Wada Yasuhiro, Kawato Mitsuo
Nagaoka University of Technology, 1603-1 Kamitomioka, Nagaoka-shi, Niigata 940-2188, Japan.
Neural Netw. 2004 Apr;17(3):353-64. doi: 10.1016/j.neunet.2003.11.009.
In our previous research, we proposed a method for the reproduction of complex movement trajectories and robot arm control that could mimic fast, skilled human movements. That method is based on bi-directional theory and uses a representation of a set of via-points as boundary conditions or control variables to perform robot arm trajectory control. The via-points are extracted from human movement data and the resultant via-point representation is able to regenerate handwritten characters, control a Kendama toy, and perform a tennis serve. The via-point information contains both spatial and temporal information, that is, the position on the trajectory and the time of passing through the via-point position, respectively. Trajectory generation is performed using the trajectory formation model based on the optimal criterion, namely, the smoothness criterion, for which the boundary conditions are both the position and the timing of the via-point information. However, generating a smooth trajectory at different movement speeds is quite difficult if the time of passing through the via-point position is unknown or different from the extracted via-point time. In this paper, we therefore propose a new algorithm which can determine temporal via-point information. Our proposed algorithm can generate roughly the same trajectory as the measured human trajectory from only the spatial information of via-point locations. The optimality and the convergence of the new algorithm are investigated theoretically, and the trajectory generated by the algorithm is shown in numerical experiments. It is shown that starting from arbitrary temporal information the proposed algorithm can produce an appropriate trajectory.

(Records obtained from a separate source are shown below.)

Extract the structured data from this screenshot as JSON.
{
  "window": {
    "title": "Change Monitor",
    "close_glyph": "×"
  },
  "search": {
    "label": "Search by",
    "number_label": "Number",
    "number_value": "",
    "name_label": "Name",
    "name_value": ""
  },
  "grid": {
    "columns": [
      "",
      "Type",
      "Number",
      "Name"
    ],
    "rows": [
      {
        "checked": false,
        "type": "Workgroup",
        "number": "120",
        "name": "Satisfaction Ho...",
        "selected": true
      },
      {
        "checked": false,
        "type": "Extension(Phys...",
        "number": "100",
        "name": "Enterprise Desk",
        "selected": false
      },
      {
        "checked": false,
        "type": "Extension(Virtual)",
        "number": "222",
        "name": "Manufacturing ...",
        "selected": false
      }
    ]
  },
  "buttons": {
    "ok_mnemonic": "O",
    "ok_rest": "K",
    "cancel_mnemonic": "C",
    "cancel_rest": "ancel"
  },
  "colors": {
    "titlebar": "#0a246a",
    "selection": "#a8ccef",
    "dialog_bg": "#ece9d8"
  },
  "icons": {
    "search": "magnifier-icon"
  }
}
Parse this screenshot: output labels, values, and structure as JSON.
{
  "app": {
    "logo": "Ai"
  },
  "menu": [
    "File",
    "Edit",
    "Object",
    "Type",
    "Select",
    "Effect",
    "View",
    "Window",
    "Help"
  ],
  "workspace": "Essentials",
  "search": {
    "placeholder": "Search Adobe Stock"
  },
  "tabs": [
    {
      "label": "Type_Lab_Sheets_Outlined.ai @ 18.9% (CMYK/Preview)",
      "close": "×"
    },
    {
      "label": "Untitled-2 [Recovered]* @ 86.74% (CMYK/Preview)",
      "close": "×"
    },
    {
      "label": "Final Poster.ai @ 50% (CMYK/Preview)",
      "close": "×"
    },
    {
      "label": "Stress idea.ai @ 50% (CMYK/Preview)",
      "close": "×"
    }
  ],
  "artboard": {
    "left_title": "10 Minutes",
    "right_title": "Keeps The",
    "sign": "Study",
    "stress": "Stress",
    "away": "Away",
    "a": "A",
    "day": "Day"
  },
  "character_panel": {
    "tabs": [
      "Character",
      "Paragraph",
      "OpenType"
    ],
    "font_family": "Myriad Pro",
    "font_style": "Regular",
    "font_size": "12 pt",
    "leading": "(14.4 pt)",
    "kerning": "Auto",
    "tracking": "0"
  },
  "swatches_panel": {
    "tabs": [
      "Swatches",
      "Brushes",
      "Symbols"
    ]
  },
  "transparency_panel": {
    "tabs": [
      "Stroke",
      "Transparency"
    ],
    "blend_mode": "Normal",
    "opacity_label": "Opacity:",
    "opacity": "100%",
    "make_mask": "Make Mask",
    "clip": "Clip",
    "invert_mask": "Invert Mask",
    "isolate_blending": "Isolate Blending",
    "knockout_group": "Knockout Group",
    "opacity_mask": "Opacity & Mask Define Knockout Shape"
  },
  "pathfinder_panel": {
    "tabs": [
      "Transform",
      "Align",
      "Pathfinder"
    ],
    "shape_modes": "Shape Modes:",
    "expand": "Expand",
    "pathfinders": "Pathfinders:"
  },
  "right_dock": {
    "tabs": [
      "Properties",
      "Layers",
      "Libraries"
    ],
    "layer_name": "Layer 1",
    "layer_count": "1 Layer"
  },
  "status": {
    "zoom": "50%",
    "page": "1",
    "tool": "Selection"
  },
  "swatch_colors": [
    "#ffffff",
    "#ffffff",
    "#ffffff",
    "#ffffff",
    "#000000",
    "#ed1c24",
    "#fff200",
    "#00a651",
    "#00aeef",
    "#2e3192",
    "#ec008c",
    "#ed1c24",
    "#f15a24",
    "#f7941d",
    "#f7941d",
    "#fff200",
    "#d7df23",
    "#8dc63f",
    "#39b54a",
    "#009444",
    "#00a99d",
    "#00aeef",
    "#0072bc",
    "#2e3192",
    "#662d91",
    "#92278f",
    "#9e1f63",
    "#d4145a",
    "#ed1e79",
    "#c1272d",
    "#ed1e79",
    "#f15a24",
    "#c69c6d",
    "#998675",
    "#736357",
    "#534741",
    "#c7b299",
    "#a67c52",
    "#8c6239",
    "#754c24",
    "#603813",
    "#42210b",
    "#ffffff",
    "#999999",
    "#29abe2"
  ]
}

在我们之前的研究中,我们提出了一种用于再现复杂运动轨迹和机器人手臂控制的方法,该方法可以模仿快速、熟练的人类动作。该方法基于双向理论,并使用一组过点作为边界条件或控制变量来执行机器人手臂轨迹控制。过点是从人类运动数据中提取的,所得的过点表示能够再生手写字符、控制剑玉玩具并执行网球发球动作。过点信息包含空间和时间信息,即轨迹上的位置以及通过过点位置的时间。轨迹生成是使用基于最优准则(即平滑准则)的轨迹形成模型来执行的,该模型的边界条件是过点信息的位置和时间。然而,如果通过过点位置的时间未知或与提取的过点时间不同,那么在不同运动速度下生成平滑轨迹将非常困难。因此,在本文中,我们提出了一种可以确定时间过点信息的新算法。我们提出的算法仅从过点位置的空间信息就能生成与测量的人类轨迹大致相同的轨迹。从理论上研究了新算法的最优性和收敛性,并在数值实验中展示了该算法生成的轨迹。结果表明,从任意时间信息开始,所提出的算法都能产生合适的轨迹。